Bombing Alters Afghans' Views of US

    Excerpted from the Monday, November 5, 2001 Los Angeles Times
    With the rising civilian deaths, a nation once regarded as a savior is increasingly being seen as the enemy--and the Taliban as a victim
    by Alissa J. Rubin

    QUETTA, Pakistan -- Sardar Bibi Khan, a farmer from southern Afghanistan, never thought much about America other than as a place that helped his country overthrow the Russians, but one month into the U.S. bombing campaign his view has changed.

    Khan, 35, said he came to Pakistan to find medical aid for a sister whose arm was shattered when an American helicopter fired a missile at her house. When the rest of the family rushed outside to seek safety, the helicopter fired on them, killing six of her seven children and her husband, Khan said.


    Plumes of smoke rise over Bagram airport after U.S jets bombed Taliban positions north of the Afghan capital Kabul October 30, 2001. U.S. air raids on Kabul paused through the night but persisted apace on the southern Taliban stronghold of Kandahar according to witnesses. (Yannis Behrakis/Reuters)
    "Before the bombing, the Taliban was always saying that Americans were enemies of Muslims and of Islam, and we did not believe that," Khan said as he paced the dingy halls of the government hospital here. "But nowadays, when [the U.S.-led forces] are killing innocent people, we believe that what the Taliban was saying about America is true: They are trying to kill Muslims and finish Islam."

    "Before the bombing, most people were not in favor of the Taliban," said Abdul Wahab, a shopkeeper in Kandahar, the city in southern Afghanistan that is the spiritual headquarters of the fundamentalist Islamic regime.

    "But now that America is bombing, people are saying, 'We were your enemy, but now we are with you and will support you.' I was not in favor of the Taliban, but now that they are fighting to save our soil from foreign troops, I have some sympathies with them."

    Wahab arrived Sunday in Quetta, a city about three hours from the Afghan border, to see if he could find enough work to support his nine children.
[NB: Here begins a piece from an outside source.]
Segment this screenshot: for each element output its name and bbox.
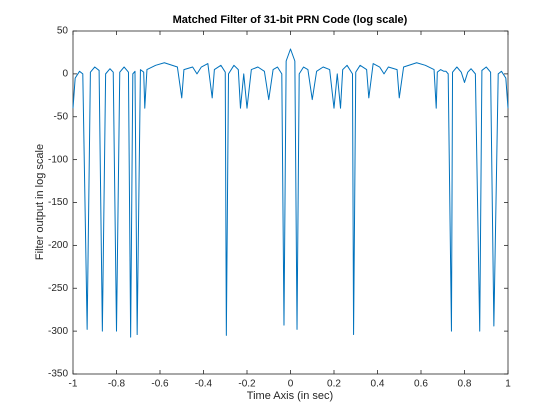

Like many Afghans who illegally cross the border, he is staying with an Afghan tribal leader-in-exile who functions as a kind of mayor of a community of Afghans on Quetta's outskirts.

    Abdul Qudar, 35, had a similar story. "Now people are angry at America because they have destroyed our houses and they are forcing us to leave and to come here in Pakistan as refugees. I brought my family, but I couldn't bring any of my belongings. I have nothing now," Qudar said.

    Ghazi Mohammed, 19, who farms outside Kandahar, said, "When they started the bombardment I joined the Taliban." Mohammed said he was particularly upset when he saw that the U.S. had bombed the cars of civilians as they were driving.

    "Did they think that Osama [bin Laden] or Mullah [Mohammed] Omar [supreme leader of the Taliban] was in one of them? I do not like America. They are bombing families and hitting vehicles," he said. The animosity is a warning sign that the international alliance fighting terrorism risks driving Afghan civilians into the arms of the Taliban, aid workers said.

    Abdul Sattar, a longtime Afghan exile who lives in Pakistan and runs a nongovernmental organization that removes land mines in Afghanistan, is saddened and resigned to the plight of his countrymen. He sees it as a continuation of the last 22 years of war and devastation in his country in which the biggest losers have been the Afghan people.

    "When there is bombing in people's villages, of course they are not happy. We are the victims of Washington and New York's World Trade Center [disasters] just as we were the victims of the Cold War," Sattar said, referring to the former Soviet Union's ultimately unsuccessful effort to maintain control over the country, which lasted from 1979 to 1989.

    "We are a Third World country, we have very little education, but still we have our own way of life. We have had our own government, we are not terrorists [and], if it were up to us, as Afghans, we would ask all non-Afghans to get out of the country, all of them, and leave us alone."